Kiedy oglądam – rzadko, ale zdarza się – mecze niemieckiej Bundesligi piłkarskiej, nie mogę zrozumieć, dlaczego niektórzy komentatorzy upierają się, aby mówić tak, jakby pracowali w ARD, ZDF lub którejś stacji komercyjnej. Nazwiska zakończone na „ch” (Kimmich jest znakomitym przykładem) wymawiają tak, jakby niemiecki był językiem słowiańskim. Jakim cudem wychodzi im miękkie „ś”, nie mam pojęcia.

Wprawdzie gazety nie przeczytam i dopiero w połowie filmu zorientuję się, kto jest Schwarzcharakterem, ale o niemieckim jakieś tam pojęcie mam. Z lekcji w liceum i Stowarzyszeniu Dziennikarzy Polskich pamiętam, że „ch” – zależnie od towarzystwa innych liter – wymawia się na trzy sposoby. Po „e” „i”, „ä”, „ö”, „ü”, „l”, „n” i „r” następuje głoska trochę zmiękczona, ale gdzież jej do naszej „ś”! Gdyby  przyjąć, że jednak się mylę, a komentatorzy mają rację, to „Kirche” („kościół”) wymawiałoby się „Kirsie”, a „Recht” („prawo”) – „Reśt”.

Mój nauczyciel z SDP – starszy pan z wąsem na cesarza Franciszka Józefa – opowiadał nam anegdotę, jak w Niemczech uczył pewnego Rosjanina. Szło im całkiem nieźle, dopóki nie doszli do umlautów (to właśnie te samogłoski z kropkami na górze). Rosjanin nijak nie mógł prawidłowo wymówić „ü” (skrzyżowanie „u” z „i”), zawsze wychodziło mu „ju”. Liczył tak: „ajns”, „cwaj”, „draj”, „fir”, „fjunf”...

Jest taki piłkarz, Schürrle się nazywa. O umlaut w jego nazwisku potyka się wielu polskich dziennikarzy telewizyjnych i radiowych. Jednemu z nich prawie za każdym razem wychodzi „Szyrle”. Wtedy cieszę się, że to jednak nie ten Rosjanin komentuje mecz.
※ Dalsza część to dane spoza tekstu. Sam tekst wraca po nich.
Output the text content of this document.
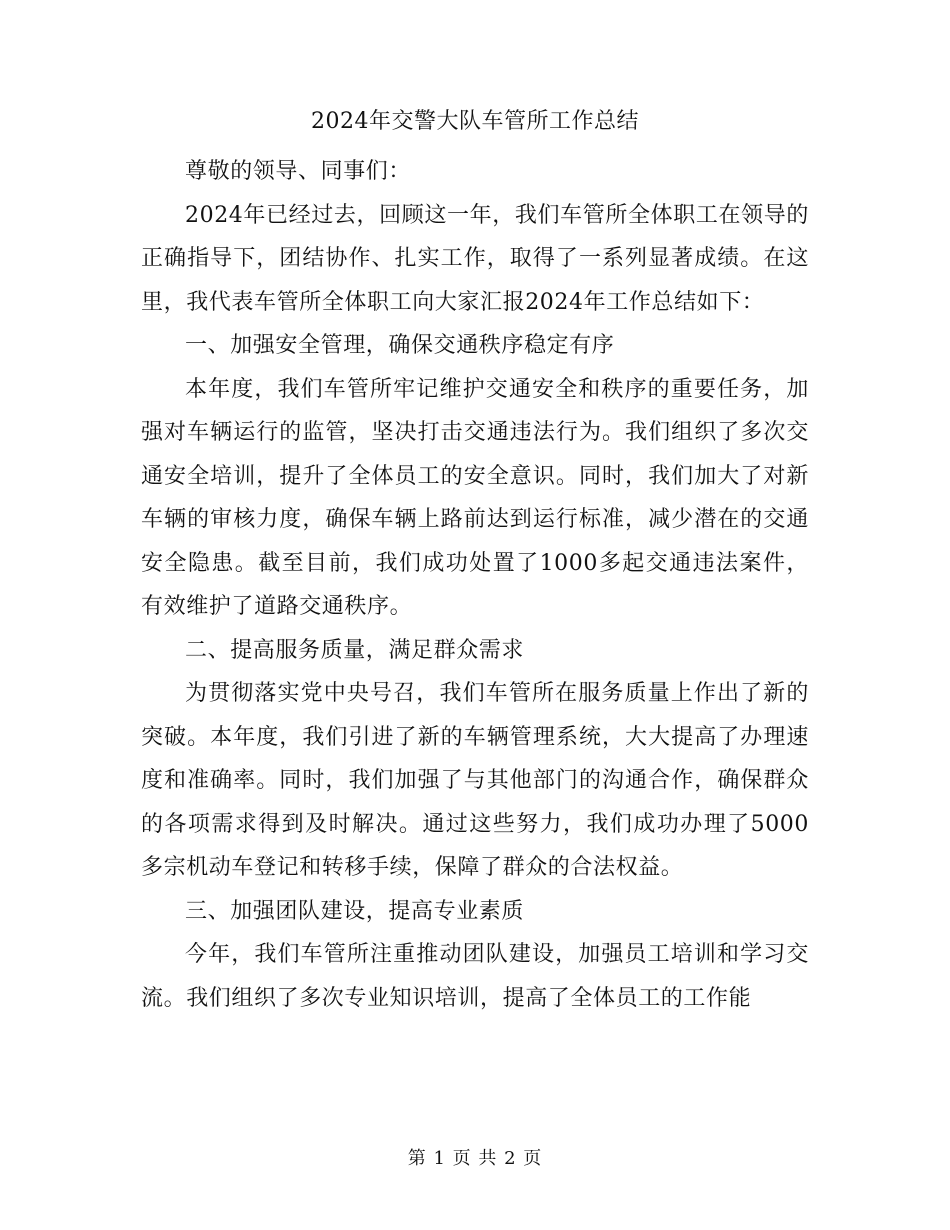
2024年交警大队车管所工作总结

尊敬的领导、同事们：

2024年已经过去，回顾这一年，我们车管所全体职工在领导的正确指导下，团结协作、扎实工作，取得了一系列显著成绩。在这里，我代表车管所全体职工向大家汇报2024年工作总结如下：

一、加强安全管理，确保交通秩序稳定有序

本年度，我们车管所牢记维护交通安全和秩序的重要任务，加强对车辆运行的监管，坚决打击交通违法行为。我们组织了多次交通安全培训，提升了全体员工的安全意识。同时，我们加大了对新车辆的审核力度，确保车辆上路前达到运行标准，减少潜在的交通安全隐患。截至目前，我们成功处置了1000多起交通违法案件，有效维护了道路交通秩序。

二、提高服务质量，满足群众需求

为贯彻落实党中央号召，我们车管所在服务质量上作出了新的突破。本年度，我们引进了新的车辆管理系统，大大提高了办理速度和准确率。同时，我们加强了与其他部门的沟通合作，确保群众的各项需求得到及时解决。通过这些努力，我们成功办理了5000多宗机动车登记和转移手续，保障了群众的合法权益。

三、加强团队建设，提高专业素质

今年，我们车管所注重推动团队建设，加强员工培训和学习交流。我们组织了多次专业知识培训，提高了全体员工的工作能

第 1 页 共 2 页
Przez „Siurle” mógłbym się nabawić przepukliny albo przynajmniej zajadów.

Wiem, to wcale nie takie łatwe. Nasz język jest trudniejszy od innych także dlatego, że rzeczowniki – w tym nazwiska – odmieniają się przez przypadki. Z tego Kimmicha łatwo zrobić „Kimmisia”. Prawda, że im więcej polskiego, tym mniej śmiesznie?


piątek, 11 listopada 2016

Głosowanie pociągów

„Pan Trump ma w dupie pana Szkuata, pan Szkuat ma w dupie pana Trumpa” – napisał na Facebooku mój bardzo dobry kolega. Sam bym aż tak radykalnie swojego stosunku do wyborów prezydenckich w Stanach Zjednoczonych nie ujął, ale wieczory, noce i poranki wyborcze w polskiej telewizji obejrzałem wyłącznie na potrzeby tego bloga.
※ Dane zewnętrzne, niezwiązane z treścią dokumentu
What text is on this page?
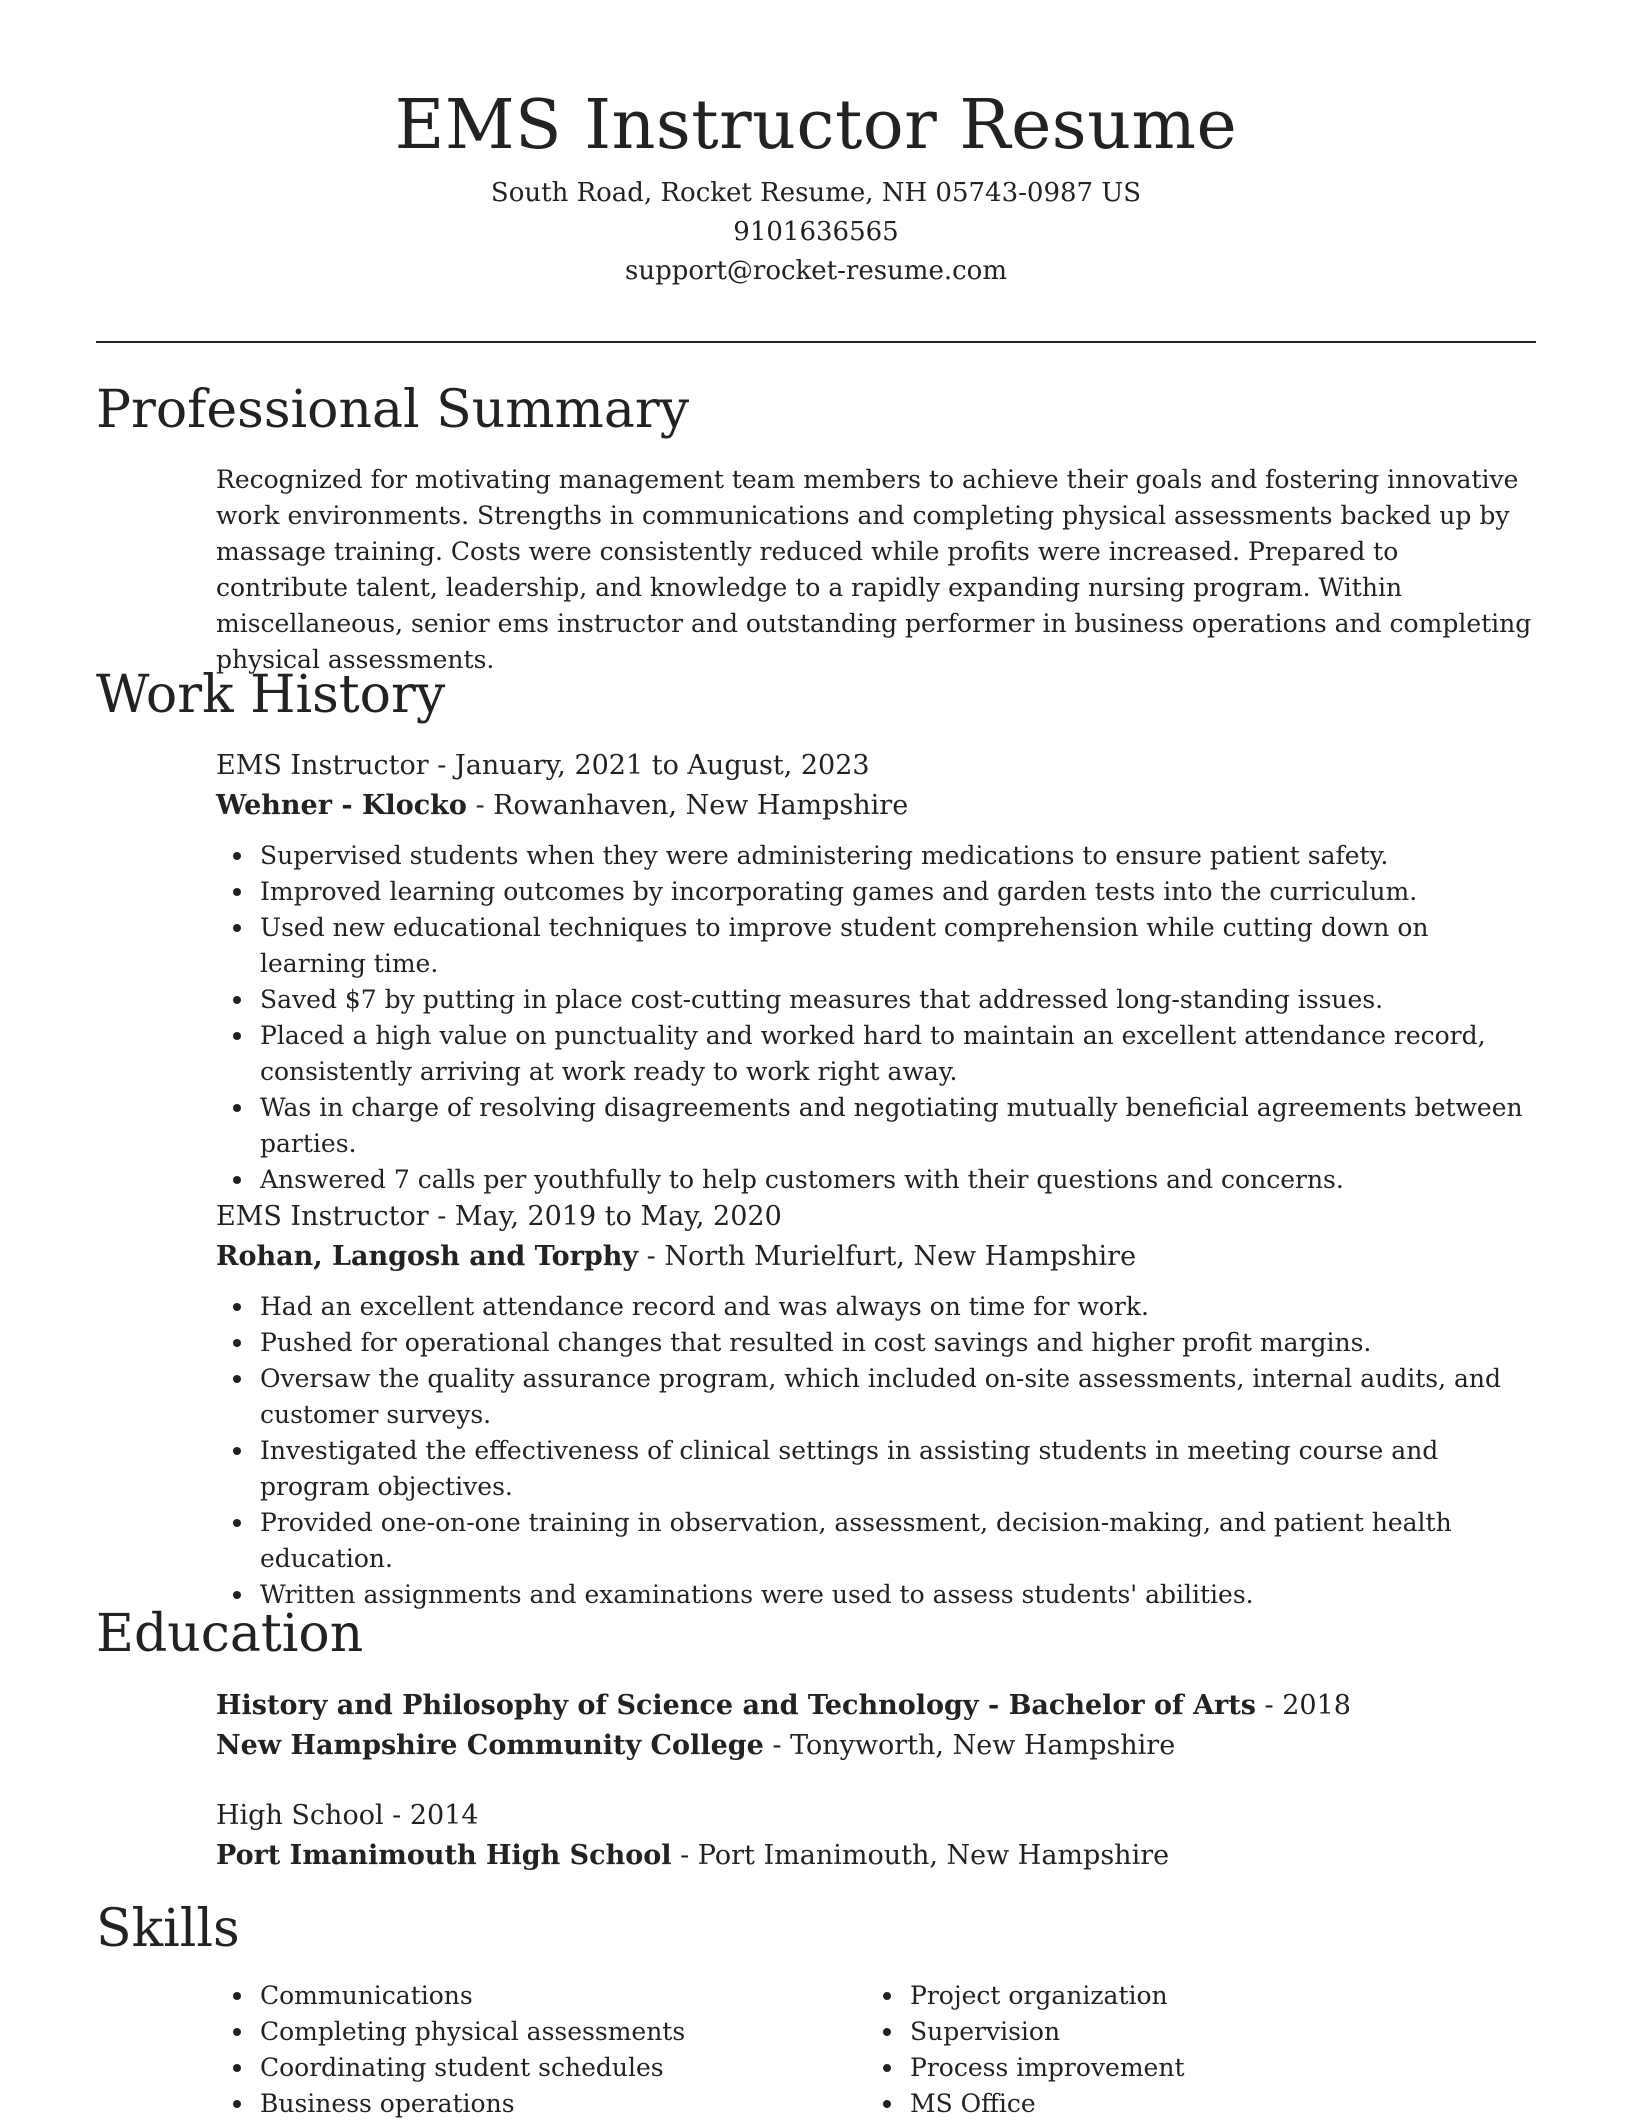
EMS Instructor Resume

South Road, Rocket Resume, NH 05743-0987 US

9101636565

support@rocket-resume.com

Professional Summary

Recognized for motivating management team members to achieve their goals and fostering innovative work environments. Strengths in communications and completing physical assessments backed up by massage training. Costs were consistently reduced while profits were increased. Prepared to contribute talent, leadership, and knowledge to a rapidly expanding nursing program. Within miscellaneous, senior ems instructor and outstanding performer in business operations and completing physical assessments.

Work History

EMS Instructor - January, 2021 to August, 2023

Wehner - Klocko - Rowanhaven, New Hampshire

Supervised students when they were administering medications to ensure patient safety.
Improved learning outcomes by incorporating games and garden tests into the curriculum.
Used new educational techniques to improve student comprehension while cutting down on learning time.
Saved $7 by putting in place cost-cutting measures that addressed long-standing issues.
Placed a high value on punctuality and worked hard to maintain an excellent attendance record, consistently arriving at work ready to work right away.
Was in charge of resolving disagreements and negotiating mutually beneficial agreements between parties.
Answered 7 calls per youthfully to help customers with their questions and concerns.

EMS Instructor - May, 2019 to May, 2020

Rohan, Langosh and Torphy - North Murielfurt, New Hampshire

Had an excellent attendance record and was always on time for work.
Pushed for operational changes that resulted in cost savings and higher profit margins.
Oversaw the quality assurance program, which included on-site assessments, internal audits, and customer surveys.
Investigated the effectiveness of clinical settings in assisting students in meeting course and program objectives.
Provided one-on-one training in observation, assessment, decision-making, and patient health education.
Written assignments and examinations were used to assess students' abilities.
Education

History and Philosophy of Science and Technology - Bachelor of Arts - 2018

New Hampshire Community College - Tonyworth, New Hampshire

High School - 2014

Port Imanimouth High School - Port Imanimouth, New Hampshire

Skills
Communications
Completing physical assessments
Coordinating student schedules
Business operations
Project organization
Supervision
Process improvement
MS Office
Zanim zacznę wytykać błędy prowadzącym studia, ich gościom i mniej lub bardziej specjalnym wysłannikom do USA, zwrócę uwagę na niuans językowy. United States of America tradycyjnie tłumaczymy jako Stany Zjednoczone Ameryki. Tradycyjnie, lecz nie do końca słusznie. „State” ma wiele znaczeń, nie tylko „stan”. W tym przypadku: „państwo”. Tylko dokładnie wyliczone uprawnienia te niezależne – choć sfederowane – państwa przekazały rządowi w Waszyngtonie. Jestem jednak przekonany, że Zjednoczone Państwa (czy Państwa Zjednoczone) Ameryki już się w polszczyźnie nie przyjmą.
Wracamy przed ekrany... Jeden z ekspertów o kandydatce Partii Demokratycznej cały czas mówił „Hilary”. Nie Hilary Clinton, nie pani Clinton, nawet nie Clinton po prostu – on za każdym razem posługiwał się wyłącznie imieniem pretendentki. Oczywiście wyjaśnił, dlaczego. „Spotkałem ją raz w życiu” – powiedział. Jeśli nawet pani Clinton wciąż wspomina to jedyne spotkanie z polskim politykiem, to i tak nie powinien się spoufalać. Trudno potem się dziwić, że dziennikarze sportowi mówią i piszą tylko o Robertach, Justynach, Marcinach czy Agnieszkach. Nie będę rozwijał tego wątku, bo – jeśli zechcecie – bez trudu znajdziecie w „poliszowym” archiwum to, co pisałem na ten temat.
Kolejki mają kilkaset metrów, żeby oddać swój głos” – reporterka zachwycała się wysoką frekwencją. Nie zdzierżyłem i od razu wrzuciłem ten cytat na Twittera. Na reakcję moich znajomych nieznajomych nie musiałem długo czekać. „To chyba pierwsze wybory, w których głosują pociągi” – przepraszam, że już nie pamiętam, kto to tak ładnie spuentował (proszę przyznać się w komentarzu).
Takie lapsusy śmieszą, ale można je zrozumieć. Zdarzają się – jak by powiedzieli komentatorzy sportowi – w ferworze walki. Trudniej wybaczyć błędy tautologiczne noszące znamiona recydywy. „Giełda pikuje w dół” – zaniepokoił się dziennikarz ekonomiczny, gdy zaczęły spływać pierwsze wyniki głosowania we wschodnich stanach-państwach. „Trzeba dać jej sześć godzin czasu” – stwierdził prezenter na wieść, że pani Clinton jeszcze nie wygłosi przemówienia. „Mamy jeszcze chwilę czasu” – inna stacja, inny prowadzący, ale identyczna niekompetencja językowa. „Atmosfera staje się coraz bardziej gorętsza” – ten błąd podpada z kolei pod paragraf o nieprawidłowym stopniowaniu przymiotników.
Miałem nadzieję, że media oszczędzą nam przynajmniej Stanów Zjednoczonych Ameryki Północnej. Nie wiem – u licha – skąd się ta północ bierze, bo na pewno nie znajdziemy jej w skrócie USA. Ani w nim P, ani N… Media oszczędziły, nie oszczędził kolega dziennikarz, z którym często spieram się na Facebooku. Nie spieramy się o jedną literę, nie kłócimy o cały język polski, a tym bardziej o Amerykę, więc tego błędu mu nie wytknąłem. Przeczyta, to chyba się domyśli, że o nim.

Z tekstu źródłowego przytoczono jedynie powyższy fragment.